Les arrêtés couvre-feu font leur retour (médiatique)

Dans le sillage d’une décision du ministre de l’Intérieur, les arrêtés municipaux "couvre-feu" font de nouveau la Une de l’actualité. Si leur maniement n’est pas aisé, plusieurs collectivités les pratiquent avec succès depuis plusieurs années. Gérald Darmanin s'est  dit "favorable" à ces initiatives et a qualifié les maires concernés de "gens tout à fait raisonnables".

L’arrêté couvre-feu retrouve des couleurs. Cette fois, c’est le ministre de l’Intérieur lui-même qui a remis l’outil dans la lumière, en ordonnant au préfet de Guadeloupe de prendre une telle mesure dans les communes des Abymes et de Pointe-à-Pitre. 

Risque d’accoutumance à la violence et inefficacité de l’opération place nette en Guadeloupe

Un arrêté du préfet de région du 20 avril 2024 interdit ainsi, du 22 avril au 22 mai 2024, la circulation des mineurs non accompagnés d’un parent ou d’un adulte exerçant l’autorité parentale dans plusieurs quartiers de ces deux villes entre 20h00 et 5h00. Pour justifier la mesure, le préfet invoque la part des mineurs dans la délinquance locale et sa progression, les "risques graves de troubles à l’ordre public dont les mineurs sont à l’origine" ou encore "la nécessité de contribuer à la protection des mineurs contre les dangers auxquels ils sont particulièrement exposés, qui tiennent tant au risque d’être personnellement victimes d’actes de violence qu’à celui d’être mêlés, incités ou accoutumés à de tels actes". 

On relèvera au passage que le préfet excipe également du fait que "la mobilisation des forces de sécurité intérieure et les diverses interpellations réalisées, notamment à l’occasion des opérations 'Place nette', n’ont pas permis d’endiguer les phénomènes d’atteintes aux personnes et aux biens", ce qui ne manquera pas d’alimenter les débats sur l’efficacité de ce dispositif, récemment vantée par le gouvernement (v. notre article du 17 avril).

Béziers s’engouffre dans la brèche

Il n’aura pas fallu longtemps pour que le maire de Béziers suive le mouvement. Lui qui avait vu un précédent arrêté couvre-feu annulé par le Conseil d’État en 2018, au motif que sa ville ne démontrait pas "l'existence de risques particuliers relatifs aux mineurs de moins de 13 ans" (voir notre article du 15 juin 2018), a ainsi adopté dès le 22 avril dernier un arrêté municipal interdisant à tout mineur de moins de 13 ans de "circuler de 23h00 à 6h00 sur la voie publique, dans les périmètres Quartiers prioritaires de la ville figurant sur [un] plan annexé" sans être accompagné d’une personne majeure. Et ce, du 22 avril au 30 septembre. Un arrêté motivé par "les chiffres de la Chancellerie sur l’augmentation de la délinquance des mineurs", "le nombre croissant de jeunes mineurs se trouvant livrés à eux-mêmes en pleine nuit participant de ce fait aux atteintes à la tranquillité publique", la nécessité pour les autorités de protéger ces mineurs de 13 ans, "considérés comme ‘incapables de discernement’", contre tout "entrainement collectif" ou tout "effet d’aubaine" que pourraient "susciter de tels faits de violences", ou encore contre "des atteintes à leur intégrité physique et morale". Mais aussi par "l’incendie de l’école Les Tamaris à Béziers, le 31 octobre 2019, dans lequel étaient impliqués trois mineurs, ou lors des émeutes de juillet 2023 à Béziers, durant lesquelles plusieurs mineurs ont été interpellés".

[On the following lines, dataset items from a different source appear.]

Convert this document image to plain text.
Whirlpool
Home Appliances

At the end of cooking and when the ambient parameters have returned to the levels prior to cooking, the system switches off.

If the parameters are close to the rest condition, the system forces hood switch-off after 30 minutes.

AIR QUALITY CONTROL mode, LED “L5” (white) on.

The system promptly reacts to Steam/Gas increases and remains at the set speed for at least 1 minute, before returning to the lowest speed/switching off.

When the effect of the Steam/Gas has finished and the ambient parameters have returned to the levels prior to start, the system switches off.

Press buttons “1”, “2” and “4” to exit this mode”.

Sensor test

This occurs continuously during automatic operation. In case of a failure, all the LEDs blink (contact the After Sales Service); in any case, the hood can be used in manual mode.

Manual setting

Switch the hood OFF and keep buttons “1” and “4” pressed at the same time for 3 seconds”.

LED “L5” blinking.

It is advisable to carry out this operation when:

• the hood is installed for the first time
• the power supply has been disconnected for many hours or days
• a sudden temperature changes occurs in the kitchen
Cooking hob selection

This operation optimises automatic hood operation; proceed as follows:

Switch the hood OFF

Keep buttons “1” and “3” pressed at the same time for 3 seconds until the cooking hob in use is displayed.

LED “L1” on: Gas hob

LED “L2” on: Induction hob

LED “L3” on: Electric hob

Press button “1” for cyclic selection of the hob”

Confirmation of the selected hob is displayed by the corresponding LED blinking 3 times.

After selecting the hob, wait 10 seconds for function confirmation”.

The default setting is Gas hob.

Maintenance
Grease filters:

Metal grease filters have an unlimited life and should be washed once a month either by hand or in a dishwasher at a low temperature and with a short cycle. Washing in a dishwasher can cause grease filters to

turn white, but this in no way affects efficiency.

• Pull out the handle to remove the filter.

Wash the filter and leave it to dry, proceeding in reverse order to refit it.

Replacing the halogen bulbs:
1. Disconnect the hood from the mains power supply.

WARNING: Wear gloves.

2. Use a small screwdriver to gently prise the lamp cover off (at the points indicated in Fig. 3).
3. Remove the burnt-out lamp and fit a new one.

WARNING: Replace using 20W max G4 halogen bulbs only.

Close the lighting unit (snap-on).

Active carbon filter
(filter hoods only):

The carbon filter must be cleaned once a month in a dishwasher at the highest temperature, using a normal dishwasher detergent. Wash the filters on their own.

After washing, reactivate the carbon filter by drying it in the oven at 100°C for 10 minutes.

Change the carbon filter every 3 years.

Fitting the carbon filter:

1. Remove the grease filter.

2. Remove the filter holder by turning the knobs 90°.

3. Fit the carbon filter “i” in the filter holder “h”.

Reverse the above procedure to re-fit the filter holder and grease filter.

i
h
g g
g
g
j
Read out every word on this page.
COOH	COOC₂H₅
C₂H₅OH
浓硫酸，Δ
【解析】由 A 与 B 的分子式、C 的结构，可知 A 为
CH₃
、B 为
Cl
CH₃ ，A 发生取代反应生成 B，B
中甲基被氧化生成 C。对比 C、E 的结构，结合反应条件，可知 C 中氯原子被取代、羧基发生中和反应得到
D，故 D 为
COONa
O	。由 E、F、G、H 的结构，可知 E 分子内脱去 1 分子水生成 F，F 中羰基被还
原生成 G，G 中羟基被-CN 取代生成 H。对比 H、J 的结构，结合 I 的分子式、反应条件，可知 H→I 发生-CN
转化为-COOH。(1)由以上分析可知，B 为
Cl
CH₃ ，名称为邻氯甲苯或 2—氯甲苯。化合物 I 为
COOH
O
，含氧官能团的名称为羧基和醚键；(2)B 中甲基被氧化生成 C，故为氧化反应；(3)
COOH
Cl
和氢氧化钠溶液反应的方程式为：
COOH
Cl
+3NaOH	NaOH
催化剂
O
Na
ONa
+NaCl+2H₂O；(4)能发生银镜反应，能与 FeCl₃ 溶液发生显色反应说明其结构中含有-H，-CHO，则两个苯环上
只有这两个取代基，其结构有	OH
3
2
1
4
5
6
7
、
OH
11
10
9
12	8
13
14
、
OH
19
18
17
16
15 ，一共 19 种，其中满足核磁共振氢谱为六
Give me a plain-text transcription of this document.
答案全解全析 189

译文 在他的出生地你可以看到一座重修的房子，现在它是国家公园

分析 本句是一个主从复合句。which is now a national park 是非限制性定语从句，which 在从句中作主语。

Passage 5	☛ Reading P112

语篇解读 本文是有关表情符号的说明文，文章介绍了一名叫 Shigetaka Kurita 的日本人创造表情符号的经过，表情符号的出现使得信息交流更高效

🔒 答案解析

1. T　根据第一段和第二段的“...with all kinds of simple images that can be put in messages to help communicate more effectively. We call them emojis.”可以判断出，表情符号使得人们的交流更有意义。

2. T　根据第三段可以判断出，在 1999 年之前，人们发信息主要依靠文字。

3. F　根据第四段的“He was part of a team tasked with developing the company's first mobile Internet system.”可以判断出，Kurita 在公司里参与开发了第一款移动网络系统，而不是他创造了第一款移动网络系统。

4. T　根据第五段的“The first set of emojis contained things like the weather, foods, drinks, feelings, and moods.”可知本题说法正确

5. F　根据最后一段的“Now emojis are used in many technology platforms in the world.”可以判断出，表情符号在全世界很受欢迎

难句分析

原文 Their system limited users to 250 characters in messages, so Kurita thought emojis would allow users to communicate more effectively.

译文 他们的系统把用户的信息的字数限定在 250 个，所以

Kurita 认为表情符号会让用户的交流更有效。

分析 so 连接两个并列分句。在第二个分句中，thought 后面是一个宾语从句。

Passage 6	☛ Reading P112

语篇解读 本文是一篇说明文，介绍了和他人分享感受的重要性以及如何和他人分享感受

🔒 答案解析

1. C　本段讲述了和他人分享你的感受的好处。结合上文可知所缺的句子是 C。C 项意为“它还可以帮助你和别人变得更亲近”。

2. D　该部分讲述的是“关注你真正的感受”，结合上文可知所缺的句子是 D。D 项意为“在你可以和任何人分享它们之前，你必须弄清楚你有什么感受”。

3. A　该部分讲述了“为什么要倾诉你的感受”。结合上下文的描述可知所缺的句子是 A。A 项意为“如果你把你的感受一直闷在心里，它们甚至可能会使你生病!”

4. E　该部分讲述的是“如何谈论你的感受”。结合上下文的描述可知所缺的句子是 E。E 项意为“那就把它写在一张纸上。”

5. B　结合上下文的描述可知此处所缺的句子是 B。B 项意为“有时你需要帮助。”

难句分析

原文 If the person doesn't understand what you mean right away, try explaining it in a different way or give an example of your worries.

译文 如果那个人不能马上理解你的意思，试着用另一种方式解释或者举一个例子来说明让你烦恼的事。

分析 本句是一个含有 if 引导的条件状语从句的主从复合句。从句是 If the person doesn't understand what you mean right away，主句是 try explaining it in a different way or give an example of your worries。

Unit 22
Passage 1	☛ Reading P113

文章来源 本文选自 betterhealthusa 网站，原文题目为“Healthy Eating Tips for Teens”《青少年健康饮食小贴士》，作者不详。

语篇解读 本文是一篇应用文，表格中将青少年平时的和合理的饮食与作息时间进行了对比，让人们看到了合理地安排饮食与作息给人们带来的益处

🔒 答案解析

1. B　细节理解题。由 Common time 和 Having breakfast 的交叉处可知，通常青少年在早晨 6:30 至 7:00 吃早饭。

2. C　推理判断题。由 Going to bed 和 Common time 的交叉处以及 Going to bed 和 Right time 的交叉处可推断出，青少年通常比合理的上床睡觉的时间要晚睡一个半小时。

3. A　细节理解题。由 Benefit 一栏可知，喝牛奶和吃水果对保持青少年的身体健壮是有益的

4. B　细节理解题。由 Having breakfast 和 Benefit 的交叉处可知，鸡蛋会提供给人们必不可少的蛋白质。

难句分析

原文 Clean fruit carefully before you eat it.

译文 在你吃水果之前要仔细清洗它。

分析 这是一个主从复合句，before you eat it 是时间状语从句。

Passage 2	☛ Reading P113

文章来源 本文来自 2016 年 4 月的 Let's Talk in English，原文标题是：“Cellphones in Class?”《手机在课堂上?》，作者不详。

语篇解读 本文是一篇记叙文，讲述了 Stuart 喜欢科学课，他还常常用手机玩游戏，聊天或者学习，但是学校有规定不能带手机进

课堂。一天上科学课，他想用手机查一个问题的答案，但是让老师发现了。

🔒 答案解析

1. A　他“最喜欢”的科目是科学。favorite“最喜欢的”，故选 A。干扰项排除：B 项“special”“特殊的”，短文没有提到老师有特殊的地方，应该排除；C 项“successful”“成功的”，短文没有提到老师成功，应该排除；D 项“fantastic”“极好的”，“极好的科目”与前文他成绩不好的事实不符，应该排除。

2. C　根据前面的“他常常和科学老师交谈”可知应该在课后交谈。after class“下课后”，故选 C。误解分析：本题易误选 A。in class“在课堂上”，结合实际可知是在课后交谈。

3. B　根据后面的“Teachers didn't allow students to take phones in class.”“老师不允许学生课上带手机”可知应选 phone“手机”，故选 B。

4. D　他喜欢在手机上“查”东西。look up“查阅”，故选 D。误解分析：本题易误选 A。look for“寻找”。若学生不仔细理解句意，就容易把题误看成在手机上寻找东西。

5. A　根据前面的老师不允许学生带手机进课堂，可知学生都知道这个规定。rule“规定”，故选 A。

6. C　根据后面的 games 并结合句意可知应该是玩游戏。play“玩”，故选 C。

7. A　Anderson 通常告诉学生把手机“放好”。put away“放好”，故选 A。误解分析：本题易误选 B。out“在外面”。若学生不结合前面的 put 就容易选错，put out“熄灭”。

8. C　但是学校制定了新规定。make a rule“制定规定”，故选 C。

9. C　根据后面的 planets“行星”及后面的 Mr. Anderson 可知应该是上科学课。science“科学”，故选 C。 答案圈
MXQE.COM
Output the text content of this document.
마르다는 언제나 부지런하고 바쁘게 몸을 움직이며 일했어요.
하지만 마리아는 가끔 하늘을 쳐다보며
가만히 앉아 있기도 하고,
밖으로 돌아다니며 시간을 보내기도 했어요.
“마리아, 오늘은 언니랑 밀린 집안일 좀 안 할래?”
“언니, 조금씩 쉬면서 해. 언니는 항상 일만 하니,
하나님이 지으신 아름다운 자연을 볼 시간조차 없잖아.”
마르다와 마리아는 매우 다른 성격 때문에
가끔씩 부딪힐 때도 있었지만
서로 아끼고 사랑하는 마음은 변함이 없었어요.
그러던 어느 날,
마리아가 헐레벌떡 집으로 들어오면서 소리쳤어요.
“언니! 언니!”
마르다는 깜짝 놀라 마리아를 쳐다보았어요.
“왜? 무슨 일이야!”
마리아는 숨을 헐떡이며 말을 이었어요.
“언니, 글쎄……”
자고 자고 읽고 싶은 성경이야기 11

Un mouvement qui fait tache d’huile

Depuis, le mouvement semble faire tache d’huile : le maire de Pennes-Mirabeau (Bouches-du-Rhône) a pris à son tour un tel arrêté le 25 avril dernier. Et le maire de Nice a prévenu le 23 avril qu’il allait également "réactiver le couvre-feu pour les mineurs de moins de 13 ans sur la période estivale de 23h00 à 6h00" à compter du 1er mai. "Comme le bon sens et la responsabilité des parents font parfois défaut et que la loi n’a pas le courage de s’en saisir, je prends mes responsabilités. Ne pas le faire serait de la non-assistance à enfance en danger", justifie Christian Estrosi. Et l’édile d’appeler le gouvernement, "qui semble vouloir prendre le sujet de la violence des mineurs à bras-le-corps", à lui "donner les moyens de faire appliquer" cet arrêté. Il demande ainsi au ministre de l’Intérieur "de donner des instructions aux préfets pour que la police nationale soit pleinement mobilisée sur le sujet et que la police municipale puisse récupérer, transporter et raccompagner ces enfants".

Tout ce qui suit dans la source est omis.